We lined up about 5 minutes before 7:30 on the street in front of the school. I found John and Christian again and stood by them as we waited for the horn to sound and the race to start. It seemed like the longest five minutes in the world, but then the horn sounded and we were off. I decided that I was going to try and pace with the guys for as long as I could since I knew they planned on running about a 10:00/pace. I kept up with them for a little more than a mile until the first water stop when I grabbed some water and walked to be able to drink it. I kept them in my sight for about the next three miles or so.

Somewhere between mile two and three as we were rolling through the streets and making turns, I was jamming along to my music and thinking about anything and everything but the fact that I was running. I don’t know how long it lasted until I realized that I was so consumed in my thoughts that I forgot what I was going. That has never happened! I hope in the future that I can have more of those moments and for greater periods of time.

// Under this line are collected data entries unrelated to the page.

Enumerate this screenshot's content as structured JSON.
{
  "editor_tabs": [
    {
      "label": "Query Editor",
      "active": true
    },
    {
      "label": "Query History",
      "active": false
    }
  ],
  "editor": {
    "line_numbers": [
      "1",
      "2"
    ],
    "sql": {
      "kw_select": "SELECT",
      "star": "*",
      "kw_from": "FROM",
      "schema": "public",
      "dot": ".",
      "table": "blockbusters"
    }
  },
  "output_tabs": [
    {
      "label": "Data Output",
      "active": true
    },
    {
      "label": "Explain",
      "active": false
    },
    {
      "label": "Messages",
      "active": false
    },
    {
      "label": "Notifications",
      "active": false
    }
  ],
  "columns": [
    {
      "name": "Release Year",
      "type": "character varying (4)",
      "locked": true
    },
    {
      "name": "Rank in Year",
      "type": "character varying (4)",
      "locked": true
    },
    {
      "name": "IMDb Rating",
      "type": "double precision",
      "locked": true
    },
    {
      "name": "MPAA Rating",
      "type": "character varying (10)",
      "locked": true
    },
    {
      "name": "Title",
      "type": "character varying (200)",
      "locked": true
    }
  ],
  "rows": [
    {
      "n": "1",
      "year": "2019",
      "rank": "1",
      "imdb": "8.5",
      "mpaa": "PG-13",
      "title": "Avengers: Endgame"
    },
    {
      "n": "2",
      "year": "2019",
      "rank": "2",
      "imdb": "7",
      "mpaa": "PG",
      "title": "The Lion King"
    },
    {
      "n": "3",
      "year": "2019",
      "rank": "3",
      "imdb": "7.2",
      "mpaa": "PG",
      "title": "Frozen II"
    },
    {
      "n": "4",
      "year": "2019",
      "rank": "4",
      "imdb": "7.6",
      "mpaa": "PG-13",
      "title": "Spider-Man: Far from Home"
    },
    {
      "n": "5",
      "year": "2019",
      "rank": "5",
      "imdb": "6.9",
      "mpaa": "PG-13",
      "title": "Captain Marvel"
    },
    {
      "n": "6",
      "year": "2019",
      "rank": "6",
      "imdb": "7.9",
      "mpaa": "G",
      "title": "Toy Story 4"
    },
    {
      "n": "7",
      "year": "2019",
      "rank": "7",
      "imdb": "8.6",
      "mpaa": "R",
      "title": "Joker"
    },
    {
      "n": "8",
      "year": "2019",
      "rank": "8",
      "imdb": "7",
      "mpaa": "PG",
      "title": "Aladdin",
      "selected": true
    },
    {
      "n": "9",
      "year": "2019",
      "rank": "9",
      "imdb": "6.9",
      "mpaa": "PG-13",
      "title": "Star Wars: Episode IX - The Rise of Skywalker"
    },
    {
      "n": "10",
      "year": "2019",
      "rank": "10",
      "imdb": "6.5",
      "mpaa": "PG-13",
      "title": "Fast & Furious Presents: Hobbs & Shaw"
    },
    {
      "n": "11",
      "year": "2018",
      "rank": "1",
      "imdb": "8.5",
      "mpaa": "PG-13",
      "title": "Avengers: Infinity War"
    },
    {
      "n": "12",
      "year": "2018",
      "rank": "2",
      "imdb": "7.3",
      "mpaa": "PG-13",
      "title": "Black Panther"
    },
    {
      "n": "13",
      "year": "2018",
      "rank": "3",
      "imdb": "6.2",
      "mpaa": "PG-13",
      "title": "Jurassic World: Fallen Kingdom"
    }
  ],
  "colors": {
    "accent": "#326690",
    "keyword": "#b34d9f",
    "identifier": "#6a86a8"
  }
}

The rain started somewhere after mile 3. It didn’t bother me and I just kept pushing along. I continued plugging away at a pretty steady pace. I knew there was a slow, gradual hill that was ahead between 5-6 and was warned about this before hand. I was patient with it and kept attacking it at a steady pace, knowing I could regain speed on the downhill. When I passed the clock that was set on the other side of the street at mile 5 and I was now at mile 6, I knew I was making good time to finish in a faster time than my previous 10-miler. After grabbing water and slurping down a Gu, my energy and confidence was still high I pushed along at a great pace.
Volunteers were positioned at mile markers 8 and 9 shouting out times. When I passed each, I knew I was still on great pace to set a new PR. The last mile I got a spell of fatigue, but luckily Mr. Trace Adkins came on next singing “Ladies Love Country Boys”. This song instantly brought a smile to my face and lifted my spirits allowing me to put a pep in my stride. Small rolling hills and several turns took me back to the high school to finish on the track. I was happy to see we didn’t have to run a full lap, but just enough of a stretch to push out a sprint to the finish. As I was approaching the finish line, one of the race officials told me to go catch the guy in front of me. I began to sprint as fast as my knees would allow. I never caught the guy, but I did cross the finish line in 1:45:52, a new PR by five whole minutes! I felt great afterwards. I felt like I could have finished the last four miles of my long run right then. But I couldn’t since my boyfriend was ready to head home and get work done.

Definitely wish I would have pounded out those miles post race. My legs began to feel fatigued about an hour after the race and got worse after sitting for the majority of the afternoon editing photos. My “easy 4 mile” run in the evening turned into a painful 1.5 mile run.

I was very pleased with the race course, my performance and how I felt post race. This race was the total confidence boost I needed as I progress further into marathon training. I know I can complete these longer runs ahead of me.